Termasuk Andini dan Aska ada di ruangan rapat saat ini.
Stefan memimpin dan memulai rapat.
“Segera saja saya mulai rapat sore ini. Saya harap kalian tahu bagaimana keadaan istri saya saat ini. Masih dalam keadaan koma. Sesuai amanat Pak Winata, sebagai pemegang saham juga di perusahaan ini, saya akan memegang kendali penuh atas perusahaan ini.”
Manajer yang mendengarkan Stefan, hanya bisa mangut-manggut.
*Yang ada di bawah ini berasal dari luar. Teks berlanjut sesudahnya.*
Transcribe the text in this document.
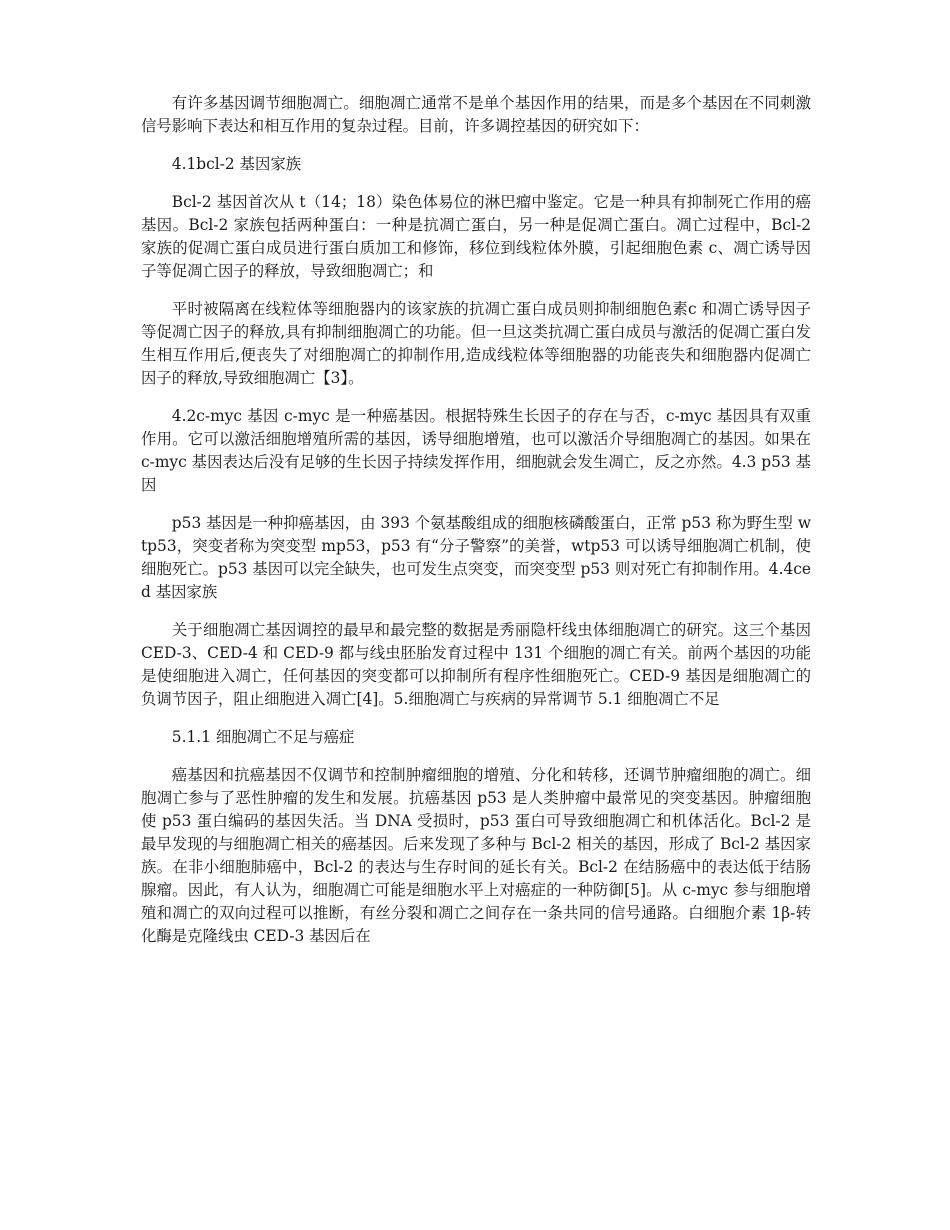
有许多基因调节细胞凋亡。细胞凋亡通常不是单个基因作用的结果，而是多个基因在不同刺激信号影响下表达和相互作用的复杂过程。目前，许多调控基因的研究如下：

4.1bcl-2 基因家族

Bcl-2 基因首次从 t（14；18）染色体易位的淋巴瘤中鉴定。它是一种具有抑制死亡作用的癌基因。Bcl-2 家族包括两种蛋白：一种是抗凋亡蛋白，另一种是促凋亡蛋白。凋亡过程中，Bcl-2 家族的促凋亡蛋白成员进行蛋白质加工和修饰，移位到线粒体外膜，引起细胞色素 c、凋亡诱导因子等促凋亡因子的释放，导致细胞凋亡；和

平时被隔离在线粒体等细胞器内的该家族的抗凋亡蛋白成员则抑制细胞色素c 和凋亡诱导因子等促凋亡因子的释放,具有抑制细胞凋亡的功能。但一旦这类抗凋亡蛋白成员与激活的促凋亡蛋白发生相互作用后,便丧失了对细胞凋亡的抑制作用,造成线粒体等细胞器的功能丧失和细胞器内促凋亡因子的释放,导致细胞凋亡【3】。

4.2c-myc 基因 c-myc 是一种癌基因。根据特殊生长因子的存在与否，c-myc 基因具有双重作用。它可以激活细胞增殖所需的基因，诱导细胞增殖，也可以激活介导细胞凋亡的基因。如果在 c-myc 基因表达后没有足够的生长因子持续发挥作用，细胞就会发生凋亡，反之亦然。4.3 p53 基因

p53 基因是一种抑癌基因，由 393 个氨基酸组成的细胞核磷酸蛋白，正常 p53 称为野生型 wtp53，突变者称为突变型 mp53，p53 有“分子警察”的美誉，wtp53 可以诱导细胞凋亡机制，使细胞死亡。p53 基因可以完全缺失，也可发生点突变，而突变型 p53 则对死亡有抑制作用。4.4ced 基因家族

关于细胞凋亡基因调控的最早和最完整的数据是秀丽隐杆线虫体细胞凋亡的研究。这三个基因 CED-3、CED-4 和 CED-9 都与线虫胚胎发育过程中 131 个细胞的凋亡有关。前两个基因的功能是使细胞进入凋亡，任何基因的突变都可以抑制所有程序性细胞死亡。CED-9 基因是细胞凋亡的负调节因子，阻止细胞进入凋亡[4]。5.细胞凋亡与疾病的异常调节 5.1 细胞凋亡不足

5.1.1 细胞凋亡不足与癌症

癌基因和抗癌基因不仅调节和控制肿瘤细胞的增殖、分化和转移，还调节肿瘤细胞的凋亡。细胞凋亡参与了恶性肿瘤的发生和发展。抗癌基因 p53 是人类肿瘤中最常见的突变基因。肿瘤细胞使 p53 蛋白编码的基因失活。当 DNA 受损时，p53 蛋白可导致细胞凋亡和机体活化。Bcl-2 是最早发现的与细胞凋亡相关的癌基因。后来发现了多种与 Bcl-2 相关的基因，形成了 Bcl-2 基因家族。在非小细胞肺癌中，Bcl-2 的表达与生存时间的延长有关。Bcl-2 在结肠癌中的表达低于结肠腺瘤。因此，有人认为，细胞凋亡可能是细胞水平上对癌症的一种防御[5]。从 c-myc 参与细胞增殖和凋亡的双向过程可以推断，有丝分裂和凋亡之间存在一条共同的信号通路。白细胞介素 1β-转化酶是克隆线虫 CED-3 基因后在
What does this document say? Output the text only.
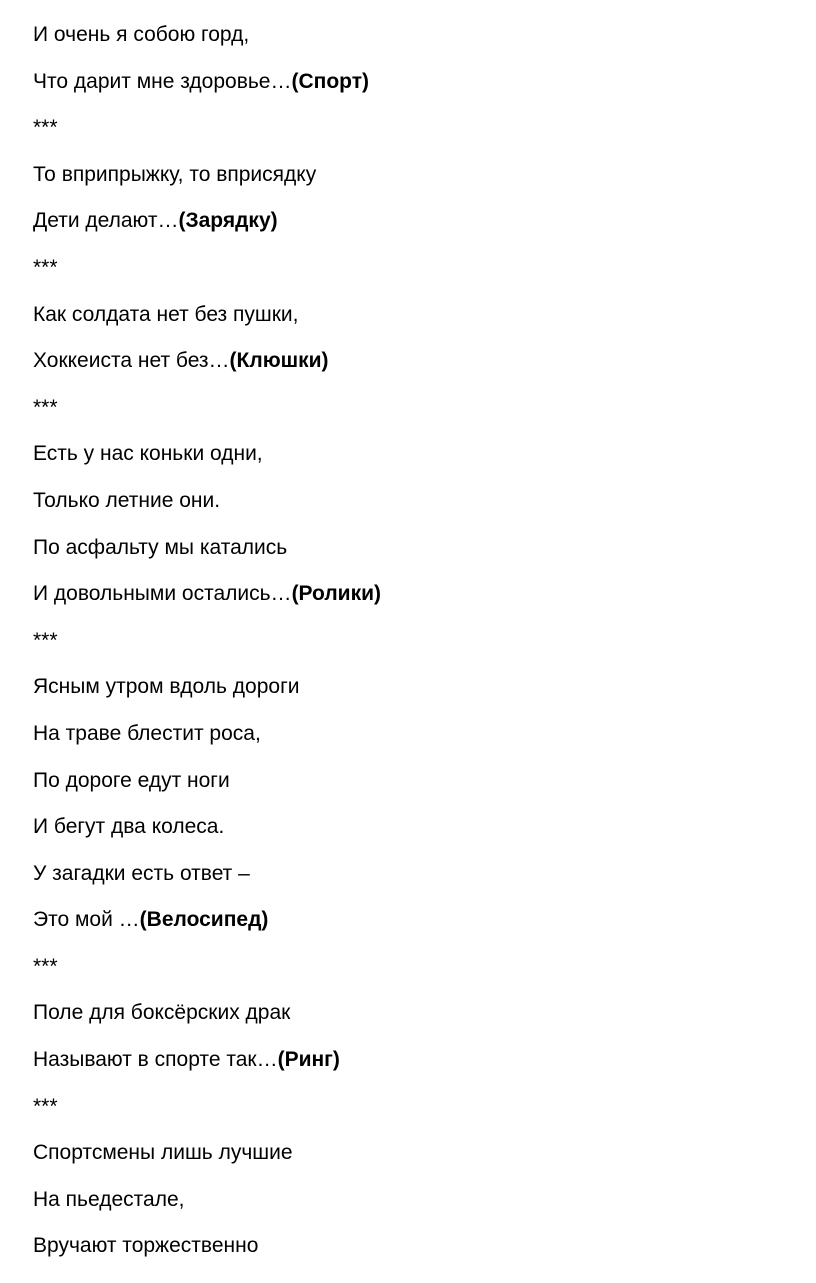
И очень я собою горд,
Что дарит мне здоровье…(Спорт)
***
То вприпрыжку, то вприсядку
Дети делают…(Зарядку)
***
Как солдата нет без пушки,
Хоккеиста нет без…(Клюшки)
***
Есть у нас коньки одни,
Только летние они.
По асфальту мы катались
И довольными остались…(Ролики)
***
Ясным утром вдоль дороги
На траве блестит роса,
По дороге едут ноги
И бегут два колеса.
У загадки есть ответ –
Это мой …(Велосипед)
***
Поле для боксёрских драк
Называют в спорте так…(Ринг)
***
Спортсмены лишь лучшие
На пьедестале,
Вручают торжественно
Kalau tidak ada yang memimpin, perusahaan ini akan jatuh dengan sendirinya.
“Maaf, Pak, apakah tidak sebaiknya kita tunjuk pimpinan sementara saja? Agar perusahaan ini bisa terus berjalan? Proyek dan klien yang sedang kami tangani meragukan kinerja perusahaan ini karena kecelakaan Bu Anya. Jadi, saya pikir ada baiknya, ada pimpinan yang terjun langsung ke lapangan,” usul manajer operasional.
Dahi Stefan mengerut. “Apa Anya selama ini terjun langsung menemui klien dan menangani projeknya?”
“Eng, tidak, maksud saya, Bu Anya selalu tahu semuanya. Sehingga bisa memikirkan cara yang taktis untuk nangani klien.”
Stefan menarik napas, tatapannya ke arah Andini. Wajah wanita itu lelah, lingkaran hitam di bawah matanya jelas sekali terlihat.
“Baiknya, Anda menunjuk wakil direktur untuk menggantikan kedudukan Bu Anya,” timpal Aska. “Tidak ada jalan, hanya saya yang mengenali seluk beluk perusahaan ini. Lagi pula, kita tidak tahu kapan Bu Anya akan bangun.”
“Bagaimana pendapat kamu, Andini?” pertanyaan Stefan membuat Andini mendongak, jantungnya berdebar keras.
“Pendapat saya, karena perusahaan ini sudah berjalan dengan baik, kecuali laporan keuangan. Maka posisi pimpinan bisa saja dibiarkan kosong. Kalau memang untuk keperntingan klien dan pekerjaan, Pak Aska saya rasa untuk sementara waktu bisa menggantikan posisi Bu Anya,” jawab Andini jelas. Suaranya bergetaran badannya menggigil, begini kalau Andini ingat kondisi Anya saat ini.
Stefan ingin memuji kepiawaian Andini. Namun, tidak mungkin, salah bicara karyawan ini akan berpikiran lain.
“Tidak bisa seperti itu,” debat Aska. “Pak Stefan harus memilih secara jelas, siapa yang gantikan Bu Anya. Kalau begini, bisa-bisa nanti disalah gunakan oleh sebagian pihak.”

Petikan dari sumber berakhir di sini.